I guess we need to drive them into the ground but was thinking about digging trenches, laying poles and attaching the frame to those. Even though it becomes a bit less mobile then no one can really argue it is a building!

For the sides I will clad it with something especially if any bare poles around leg height but otherwise I don't really mind it being open sided or may use mesh type material for wind flow. I mainly want them to have a roof as the trees in winter don't provide much cover, although we do have good thick hedgerows which shelter from wind.


----------



## Dry Rot (6 November 2013)

Buddy'sMum said:



			Your shelter is fab but I'm officially in love with your stalllion!! 

Click to expand...

You wouldn't be if you saw him today. 

The bloody foals have eaten his tail!:mad3:


----------



## Dry Rot (6 November 2013)

A couple of points. With an open fronted building, it is important to have somewhere for the wind to escape or it becomes a hang glider waiting to take off. A gap around the eaves is sufficient.

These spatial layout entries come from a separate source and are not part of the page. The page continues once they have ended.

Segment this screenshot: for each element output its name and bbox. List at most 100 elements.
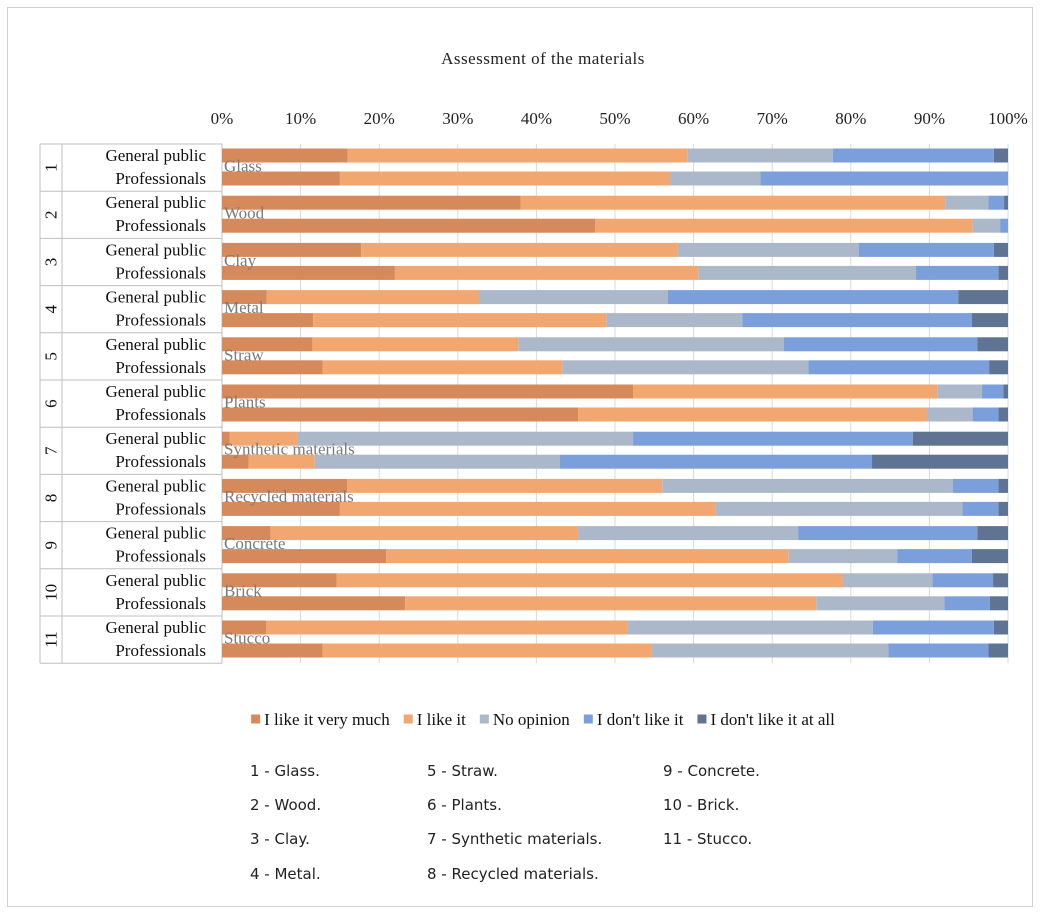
group-number-label: 11	[42, 631, 61, 647]
bar-segment	[322, 643, 652, 658]
bar-segment	[222, 407, 579, 422]
bar-segment	[222, 596, 406, 611]
material-label: Straw	[224, 345, 264, 364]
bar-segment	[982, 384, 1004, 399]
bar-segment	[937, 384, 983, 399]
key-item: 1 - Glass.	[250, 762, 320, 780]
group-number-label: 3	[42, 258, 61, 267]
bar-segment	[872, 454, 1008, 469]
material-label: Recycled materials	[224, 487, 354, 506]
bar-segment	[993, 242, 1008, 257]
legend-swatch	[251, 714, 261, 724]
bar-segment	[698, 265, 917, 280]
key-item: 7 - Synthetic materials.	[427, 830, 602, 848]
group-number-label: 8	[42, 494, 61, 503]
material-label: Stucco	[224, 629, 270, 648]
bar-segment	[993, 148, 1008, 163]
bar-segment	[687, 148, 833, 163]
bar-segment	[662, 478, 953, 493]
row-category-label: Professionals	[115, 263, 206, 282]
bar-segment	[633, 384, 938, 399]
bar-segment	[993, 573, 1008, 588]
bar-segment	[606, 313, 743, 328]
x-tick-label: 50%	[599, 109, 630, 128]
bar-segment	[715, 501, 963, 516]
x-tick-label: 40%	[521, 109, 552, 128]
bar-segment	[872, 620, 994, 635]
bar-segment	[998, 265, 1008, 280]
bar-segment	[270, 526, 579, 541]
bar-segment	[313, 313, 607, 328]
row-category-label: Professionals	[115, 452, 206, 471]
group-number-label: 10	[42, 584, 61, 601]
row-category-label: Professionals	[115, 547, 206, 566]
row-category-label: General public	[105, 288, 206, 307]
key-item: 2 - Wood.	[250, 796, 321, 814]
bar-segment	[347, 148, 688, 163]
bar-segment	[222, 620, 267, 635]
x-tick-label: 20%	[364, 109, 395, 128]
legend: I like it very much I like it No opinion I …	[251, 710, 835, 729]
bar-segment	[222, 573, 337, 588]
bar-segment	[988, 195, 1005, 210]
legend-swatch	[479, 714, 489, 724]
bar-segment	[977, 526, 1008, 541]
bar-segment	[989, 596, 1008, 611]
material-label: Plants	[224, 393, 266, 412]
row-category-label: General public	[105, 240, 206, 259]
bar-segment	[314, 454, 560, 469]
bar-segment	[808, 360, 990, 375]
bar-segment	[222, 313, 314, 328]
bar-segment	[222, 526, 271, 541]
x-tick-label: 90%	[914, 109, 945, 128]
bar-segment	[322, 360, 563, 375]
x-tick-label: 60%	[678, 109, 709, 128]
bar-segment	[832, 148, 994, 163]
bar-segment	[520, 195, 946, 210]
bar-segment	[578, 526, 799, 541]
bar-segment	[222, 171, 340, 186]
bar-segment	[222, 218, 596, 233]
group-number-label: 1	[42, 163, 61, 172]
bar-segment	[927, 407, 973, 422]
row-category-label: Professionals	[115, 499, 206, 518]
bar-segment	[912, 431, 1008, 446]
bar-segment	[842, 573, 933, 588]
legend-swatch	[403, 714, 413, 724]
bar-segment	[627, 620, 873, 635]
material-label: Concrete	[224, 534, 285, 553]
bar-segment	[651, 643, 889, 658]
group-number-label: 2	[42, 211, 61, 220]
bar-segment	[972, 218, 1001, 233]
material-label: Clay	[224, 251, 257, 270]
material-label: Brick	[224, 581, 262, 600]
x-axis-ticks: 0% 10% 20% 30% 40% 50% 60% 70% 80% 90% 100%	[211, 109, 1028, 128]
row-category-label: Professionals	[115, 405, 206, 424]
bars	[222, 148, 1008, 658]
bar-segment	[222, 242, 362, 257]
legend-label: I like it	[417, 710, 466, 729]
bar-segment	[222, 501, 340, 516]
bar-segment	[266, 620, 628, 635]
bar-segment	[783, 337, 978, 352]
bar-segment	[405, 596, 817, 611]
row-category-label: General public	[105, 476, 206, 495]
row-category-label: Professionals	[115, 169, 206, 188]
key-item: 9 - Concrete.	[663, 762, 760, 780]
row-category-label: Professionals	[115, 358, 206, 377]
bar-segment	[993, 620, 1008, 635]
bar-segment	[998, 478, 1008, 493]
legend-swatch	[583, 714, 593, 724]
bar-segment	[971, 313, 1008, 328]
bar-segment	[222, 265, 395, 280]
key-item: 8 - Recycled materials.	[427, 865, 599, 883]
x-tick-label: 70%	[757, 109, 788, 128]
bar-segment	[394, 265, 699, 280]
key-item: 3 - Clay.	[250, 830, 310, 848]
group-number-label: 5	[42, 352, 61, 361]
bar-segment	[222, 148, 348, 163]
bar-segment	[222, 478, 347, 493]
bar-segment	[977, 337, 1008, 352]
bar-segment	[595, 218, 973, 233]
bar-segment	[229, 431, 298, 446]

Tin roofing, of whatever type, will drip badly in misty weather. Put up a false ceiling using plastic sheeting under the tin and that will stop it.

I am not a fan of Onduline which is basically bitumen impregnated cardboard and doesn't last. At least, that's been my experience. Unless you are very fussy, you can sometimes get slightly damaged box section or sheets an odd length a bit cheaper. It is worth the extra.


----------



## pennyturner (7 November 2013)

OP, Plasterboard and other sheet material comes on longer than standard pallets.  Just like ordinary pallets, but 6' long.  We got them from a local joiner.


----------